Enhancing Performance on Seen and Unseen Dialogue Scenarios using Retrieval-Augmented End-to-End Task-Oriented System

Paper · arXiv 2308.08169 · Published August 16, 2023
Retrieval-Augmented Generation (RAG)Natural Language Inference

End-to-end task-oriented dialogue (TOD) systems have achieved promising performance by leveraging sophisticated natural language understanding and natural language generation capabilities of pre-trained models. This work enables the TOD systems with more flexibility through a simple cache. The cache provides the flexibility to dynamically update the TOD systems and handle both existing and unseen dialogue scenarios. Towards this end, we first fine-tune a retrieval module to effectively retrieve the most relevant information entries from the cache. We then train end-to-end TOD models that can refer to and ground on both dialogue history and retrieved information during TOD generation. The cache is straightforward to construct, and the backbone models of TOD systems are compatible with existing pre-trained generative models. Extensive experiments demonstrate the superior performance of our framework, with a notable improvement in non-empty joint goal accuracy by 6.7% compared to strong baselines.

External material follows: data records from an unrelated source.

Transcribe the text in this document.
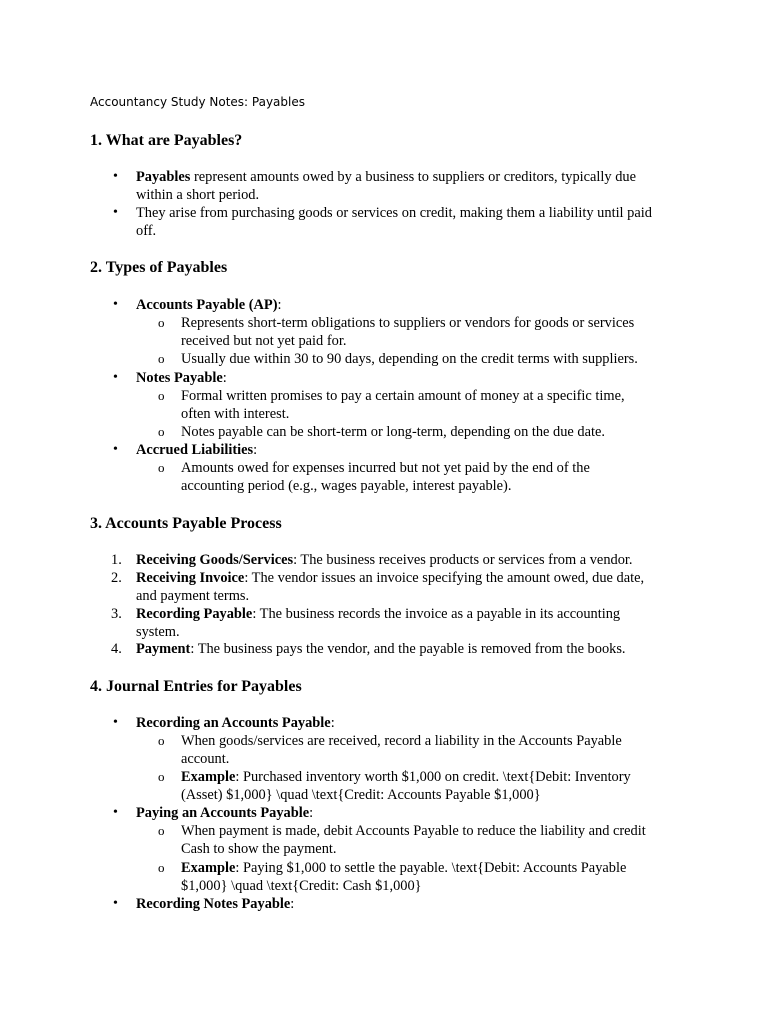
Accountancy Study Notes: Payables
1. What are Payables?
• Payables represent amounts owed by a business to suppliers or creditors, typically due
within a short period.
• They arise from purchasing goods or services on credit, making them a liability until paid
off.
2. Types of Payables
• Accounts Payable (AP):
o Represents short-term obligations to suppliers or vendors for goods or services
received but not yet paid for.
o Usually due within 30 to 90 days, depending on the credit terms with suppliers.
• Notes Payable:
o Formal written promises to pay a certain amount of money at a specific time,
often with interest.
o Notes payable can be short-term or long-term, depending on the due date.
• Accrued Liabilities:
o Amounts owed for expenses incurred but not yet paid by the end of the
accounting period (e.g., wages payable, interest payable).
3. Accounts Payable Process
1. Receiving Goods/Services: The business receives products or services from a vendor.
2. Receiving Invoice: The vendor issues an invoice specifying the amount owed, due date,
and payment terms.
3. Recording Payable: The business records the invoice as a payable in its accounting
system.
4. Payment: The business pays the vendor, and the payable is removed from the books.
4. Journal Entries for Payables
• Recording an Accounts Payable:
o When goods/services are received, record a liability in the Accounts Payable
account.
o Example: Purchased inventory worth $1,000 on credit. \text{Debit: Inventory
(Asset) $1,000} \quad \text{Credit: Accounts Payable $1,000}
• Paying an Accounts Payable:
o When payment is made, debit Accounts Payable to reduce the liability and credit
Cash to show the payment.
o Example: Paying $1,000 to settle the payable. \text{Debit: Accounts Payable
$1,000} \quad \text{Credit: Cash $1,000}
• Recording Notes Payable:
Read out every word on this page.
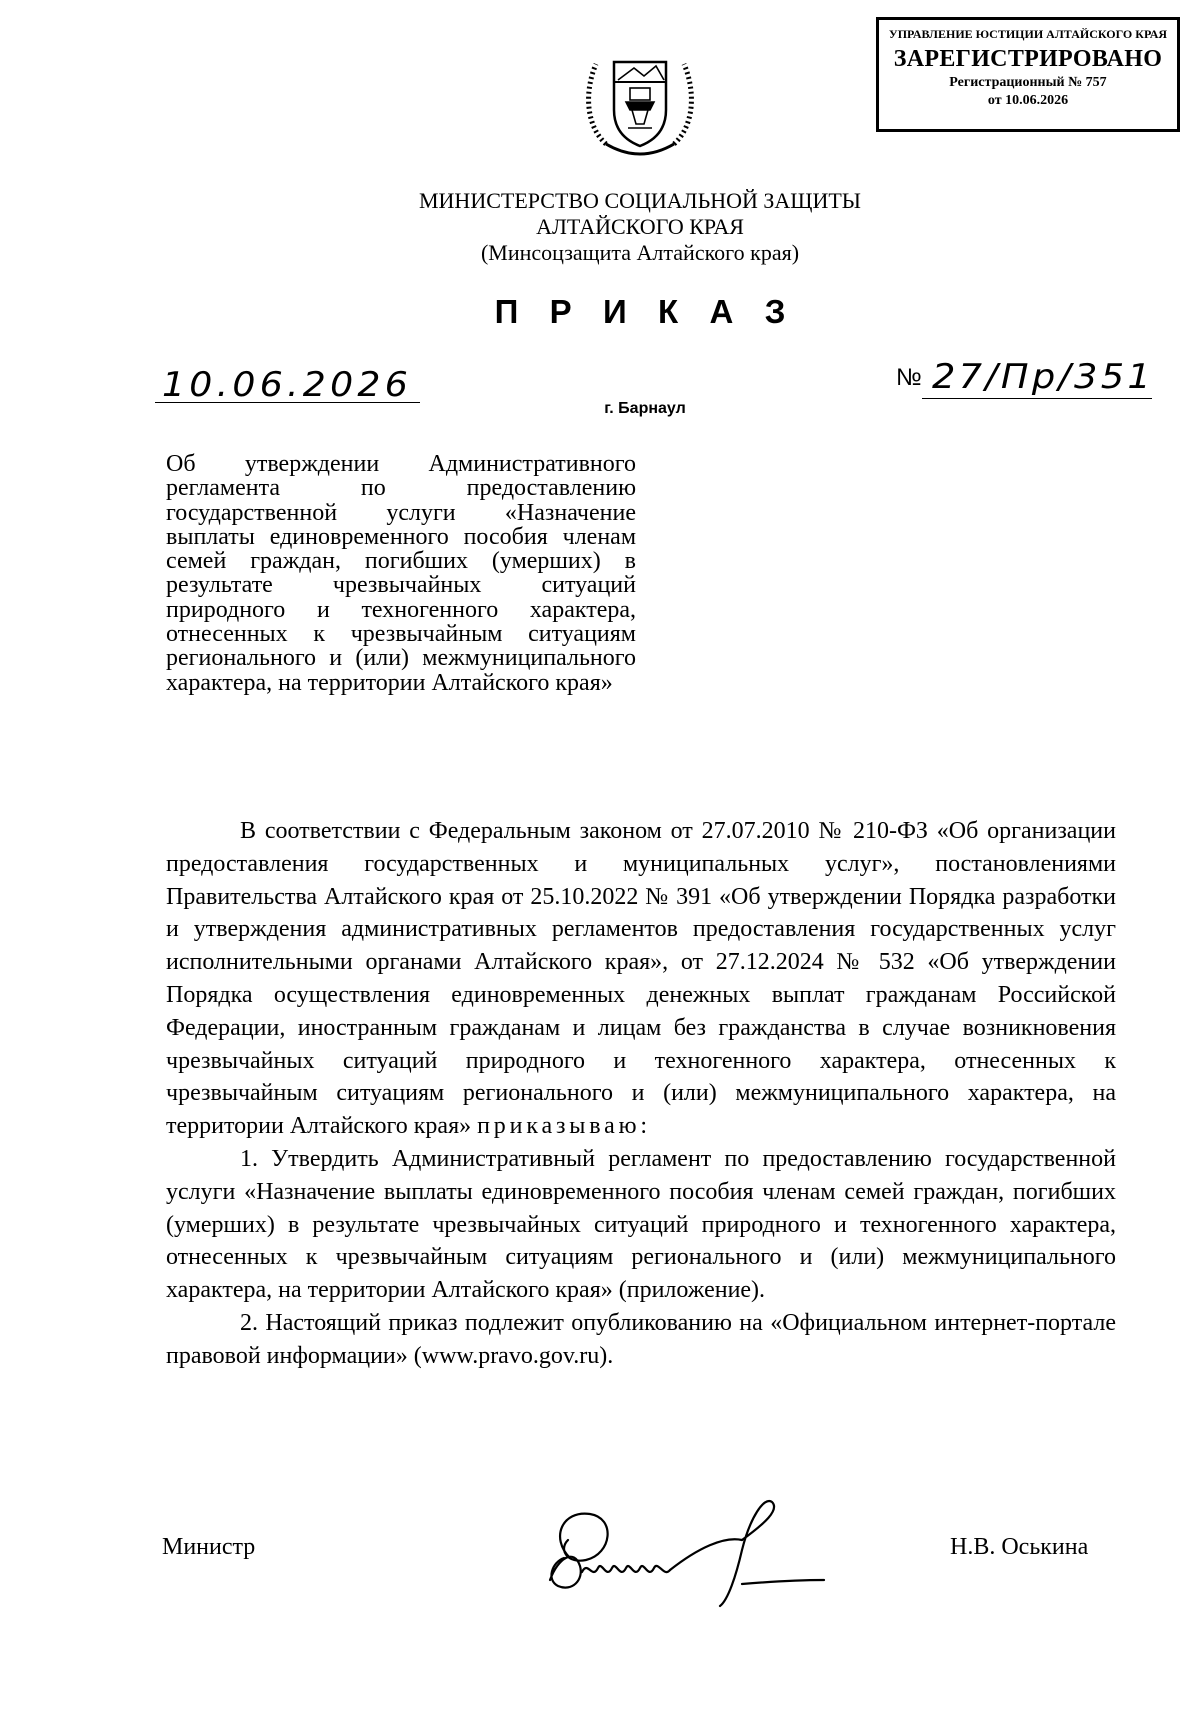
УПРАВЛЕНИЕ ЮСТИЦИИ АЛТАЙСКОГО КРАЯ
ЗАРЕГИСТРИРОВАНО
Регистрационный № 757
от 10.06.2026
МИНИСТЕРСТВО СОЦИАЛЬНОЙ ЗАЩИТЫ
АЛТАЙСКОГО КРАЯ
(Минсоцзащита Алтайского края)
ПРИКАЗ
10.06.2026	№ 27/Пр/351
г. Барнаул
Об утверждении Административного регламента по предоставлению государственной услуги «Назначение выплаты единовременного пособия членам семей граждан, погибших (умерших) в результате чрезвычайных ситуаций природного и техногенного характера, отнесенных к чрезвычайным ситуациям регионального и (или) межмуниципального характера, на территории Алтайского края»

В соответствии с Федеральным законом от 27.07.2010 № 210-ФЗ «Об организации предоставления государственных и муниципальных услуг», постановлениями Правительства Алтайского края от 25.10.2022 № 391 «Об утверждении Порядка разработки и утверждения административных регламентов предоставления государственных услуг исполнительными органами Алтайского края», от 27.12.2024 № 532 «Об утверждении Порядка осуществления единовременных денежных выплат гражданам Российской Федерации, иностранным гражданам и лицам без гражданства в случае возникновения чрезвычайных ситуаций природного и техногенного характера, отнесенных к чрезвычайным ситуациям регионального и (или) межмуниципального характера, на территории Алтайского края» приказываю:

1. Утвердить Административный регламент по предоставлению государственной услуги «Назначение выплаты единовременного пособия членам семей граждан, погибших (умерших) в результате чрезвычайных ситуаций природного и техногенного характера, отнесенных к чрезвычайным ситуациям регионального и (или) межмуниципального характера, на территории Алтайского края» (приложение).

2. Настоящий приказ подлежит опубликованию на «Официальном интернет-портале правовой информации» (www.pravo.gov.ru).

Министр	Н.В. Оськина
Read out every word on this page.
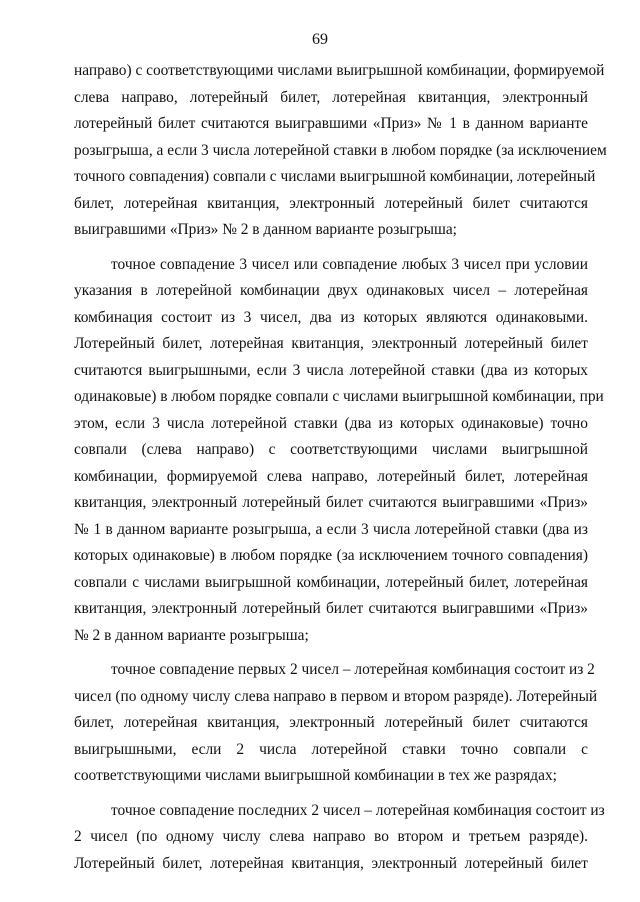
69
направо) с соответствующими числами выигрышной комбинации, формируемой
слева направо, лотерейный билет, лотерейная квитанция, электронный
лотерейный билет считаются выигравшими «Приз» № 1 в данном варианте
розыгрыша, а если 3 числа лотерейной ставки в любом порядке (за исключением
точного совпадения) совпали с числами выигрышной комбинации, лотерейный
билет, лотерейная квитанция, электронный лотерейный билет считаются
выигравшими «Приз» № 2 в данном варианте розыгрыша;
точное совпадение 3 чисел или совпадение любых 3 чисел при условии
указания в лотерейной комбинации двух одинаковых чисел – лотерейная
комбинация состоит из 3 чисел, два из которых являются одинаковыми.
Лотерейный билет, лотерейная квитанция, электронный лотерейный билет
считаются выигрышными, если 3 числа лотерейной ставки (два из которых
одинаковые) в любом порядке совпали с числами выигрышной комбинации, при
этом, если 3 числа лотерейной ставки (два из которых одинаковые) точно
совпали (слева направо) с соответствующими числами выигрышной
комбинации, формируемой слева направо, лотерейный билет, лотерейная
квитанция, электронный лотерейный билет считаются выигравшими «Приз»
№ 1 в данном варианте розыгрыша, а если 3 числа лотерейной ставки (два из
которых одинаковые) в любом порядке (за исключением точного совпадения)
совпали с числами выигрышной комбинации, лотерейный билет, лотерейная
квитанция, электронный лотерейный билет считаются выигравшими «Приз»
№ 2 в данном варианте розыгрыша;
точное совпадение первых 2 чисел – лотерейная комбинация состоит из 2
чисел (по одному числу слева направо в первом и втором разряде). Лотерейный
билет, лотерейная квитанция, электронный лотерейный билет считаются
выигрышными, если 2 числа лотерейной ставки точно совпали с
соответствующими числами выигрышной комбинации в тех же разрядах;
точное совпадение последних 2 чисел – лотерейная комбинация состоит из
2 чисел (по одному числу слева направо во втором и третьем разряде).
Лотерейный билет, лотерейная квитанция, электронный лотерейный билет
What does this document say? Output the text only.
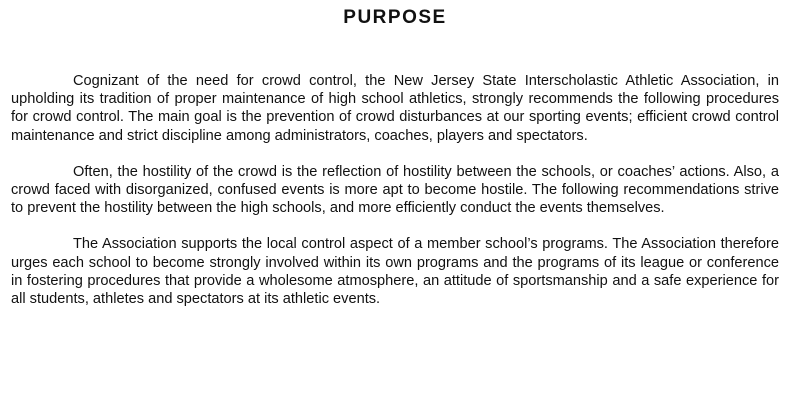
PURPOSE

Cognizant of the need for crowd control, the New Jersey State Interscholastic Athletic Association, in upholding its tradition of proper maintenance of high school athletics, strongly recommends the following procedures for crowd control. The main goal is the prevention of crowd disturbances at our sporting events; efficient crowd control maintenance and strict discipline among administrators, coaches, players and spectators.

Often, the hostility of the crowd is the reflection of hostility between the schools, or coaches’ actions. Also, a crowd faced with disorganized, confused events is more apt to become hostile. The following recommendations strive to prevent the hostility between the high schools, and more efficiently conduct the events themselves.

The Association supports the local control aspect of a member school’s programs. The Association therefore urges each school to become strongly involved within its own programs and the programs of its league or conference in fostering procedures that provide a wholesome atmosphere, an attitude of sportsmanship and a safe experience for all students, athletes and spectators at its athletic events.
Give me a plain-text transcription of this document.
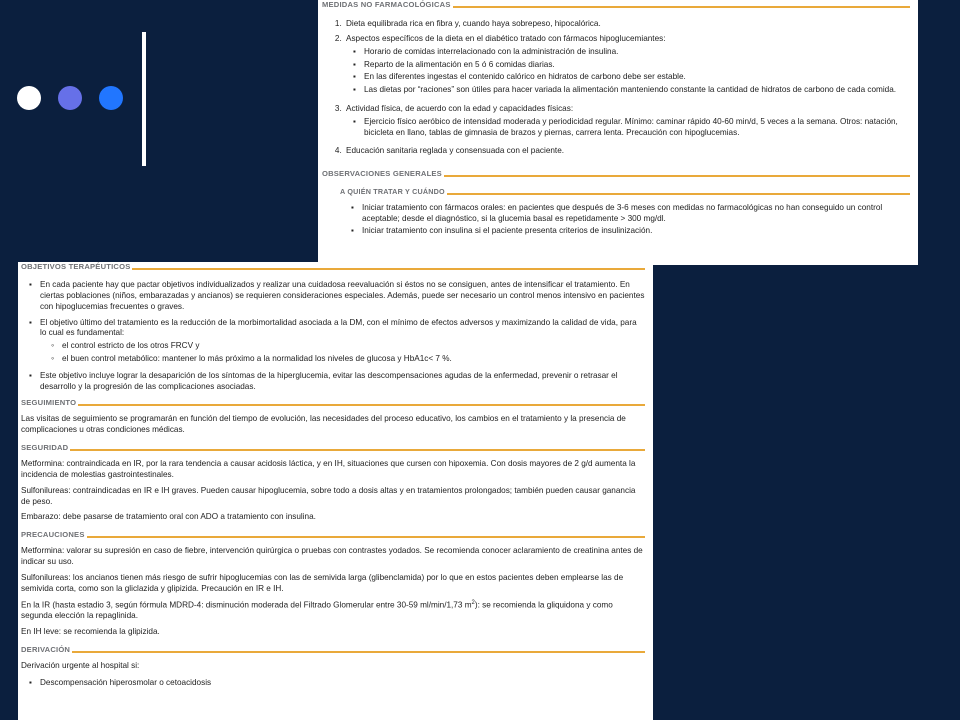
MEDIDAS NO FARMACOLÓGICAS
1. Dieta equilibrada rica en fibra y, cuando haya sobrepeso, hipocalórica.
2. Aspectos específicos de la dieta en el diabético tratado con fármacos hipoglucemiantes:
▪ Horario de comidas interrelacionado con la administración de insulina.
▪ Reparto de la alimentación en 5 ó 6 comidas diarias.
▪ En las diferentes ingestas el contenido calórico en hidratos de carbono debe ser estable.
▪ Las dietas por “raciones” son útiles para hacer variada la alimentación manteniendo constante la cantidad de hidratos de carbono de cada comida.
3. Actividad física, de acuerdo con la edad y capacidades físicas:
▪ Ejercicio físico aeróbico de intensidad moderada y periodicidad regular. Mínimo: caminar rápido 40-60 min/d, 5 veces a la semana. Otros: natación, bicicleta en llano, tablas de gimnasia de brazos y piernas, carrera lenta. Precaución con hipoglucemias.
4. Educación sanitaria reglada y consensuada con el paciente.
OBSERVACIONES GENERALES
A QUIÉN TRATAR Y CUÁNDO
▪ Iniciar tratamiento con fármacos orales: en pacientes que después de 3-6 meses con medidas no farmacológicas no han conseguido un control aceptable; desde el diagnóstico, si la glucemia basal es repetidamente > 300 mg/dl.
▪ Iniciar tratamiento con insulina si el paciente presenta criterios de insulinización.
OBJETIVOS TERAPÉUTICOS
▪ En cada paciente hay que pactar objetivos individualizados y realizar una cuidadosa reevaluación si éstos no se consiguen, antes de intensificar el tratamiento. En ciertas poblaciones (niños, embarazadas y ancianos) se requieren consideraciones especiales. Además, puede ser necesario un control menos intensivo en pacientes con hipoglucemias frecuentes o graves.
▪ El objetivo último del tratamiento es la reducción de la morbimortalidad asociada a la DM, con el mínimo de efectos adversos y maximizando la calidad de vida, para lo cual es fundamental:
◦ el control estricto de los otros FRCV y
◦ el buen control metabólico: mantener lo más próximo a la normalidad los niveles de glucosa y HbA1c< 7 %.
▪ Este objetivo incluye lograr la desaparición de los síntomas de la hiperglucemia, evitar las descompensaciones agudas de la enfermedad, prevenir o retrasar el desarrollo y la progresión de las complicaciones asociadas.
SEGUIMIENTO

Las visitas de seguimiento se programarán en función del tiempo de evolución, las necesidades del proceso educativo, los cambios en el tratamiento y la presencia de complicaciones u otras condiciones médicas.

SEGURIDAD

Metformina: contraindicada en IR, por la rara tendencia a causar acidosis láctica, y en IH, situaciones que cursen con hipoxemia. Con dosis mayores de 2 g/d aumenta la incidencia de molestias gastrointestinales.

Sulfonilureas: contraindicadas en IR e IH graves. Pueden causar hipoglucemia, sobre todo a dosis altas y en tratamientos prolongados; también pueden causar ganancia de peso.

Embarazo: debe pasarse de tratamiento oral con ADO a tratamiento con insulina.

PRECAUCIONES

Metformina: valorar su supresión en caso de fiebre, intervención quirúrgica o pruebas con contrastes yodados. Se recomienda conocer aclaramiento de creatinina antes de indicar su uso.

Sulfonilureas: los ancianos tienen más riesgo de sufrir hipoglucemias con las de semivida larga (glibenclamida) por lo que en estos pacientes deben emplearse las de semivida corta, como son la gliclazida y glipizida. Precaución en IR e IH.

En la IR (hasta estadio 3, según fórmula MDRD-4: disminución moderada del Filtrado Glomerular entre 30-59 ml/min/1,73 $m^2$): se recomienda la gliquidona y como segunda elección la repaglinida.

En IH leve: se recomienda la glipizida.

DERIVACIÓN

Derivación urgente al hospital si:

▪ Descompensación hiperosmolar o cetoacidosis
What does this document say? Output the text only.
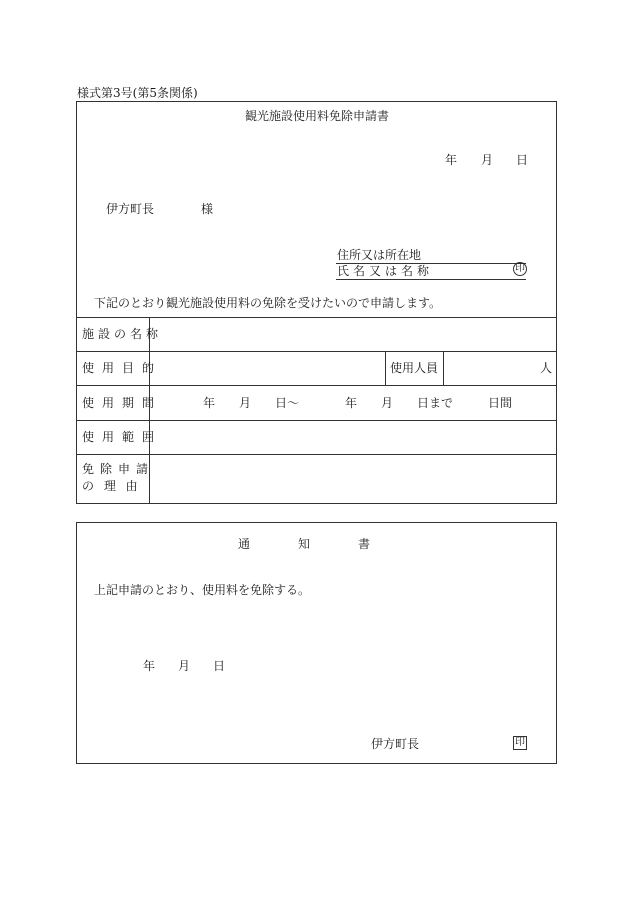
様式第3号(第5条関係)
観光施設使用料免除申請書
年 月 日
伊方町長	様
住所又は所在地
氏名又は名称	印
下記のとおり観光施設使用料の免除を受けたいので申請します。
施設の名称
使用目的	使用人員	人
使用期間	年 月 日〜	年 月 日まで	日間
使用範囲
免除申請
の 理 由
通　　　　知　　　　書
上記申請のとおり、使用料を免除する。
年 月 日
伊方町長	印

Introduction. Task-oriented dialogue (TOD) systems play an important role in various applications, such as restaurant booking, alarm setting, and recommendations (Gao et al., 2018; Xie et al., 2022). These systems can be broadly categorized into two groups: pipeline-based dialogue systems and end-to-end dialogue systems. Pipeline-based dialogue systems consist of four separate modules: a natural language understanding (NLU) module to detect user intents, a dialogue state tracking (DST) module to track user belief states across dialogue turns, a dialogue management (DM) module to decide system actions based on dialogue states, and a natural language generation (NLG) module to generate natural-language responses. However, the pipelinebased approach is annotation-intensive, prone to error propagation, and challenging to scale (Hosseini- Asl et al., 2020; Zhang et al., 2020; Feng et al., 2023).

Discussion / Conclusion. This paper aims to enhance the performance of end-to-end TOD systems by incorporating a simple cache. We begin by constructing a simple cache containing intents and slots. Subsequently, we finetune a retrieval module to extract the most relevant information entries. Next, we train the end-to-end TOD model, enabling it to reference and ground both the dialogue history and the retrieved information during TOD generation. Experimental results, based on a large-scale SGD dataset, demonstrate that our approach outperforms strong baselines.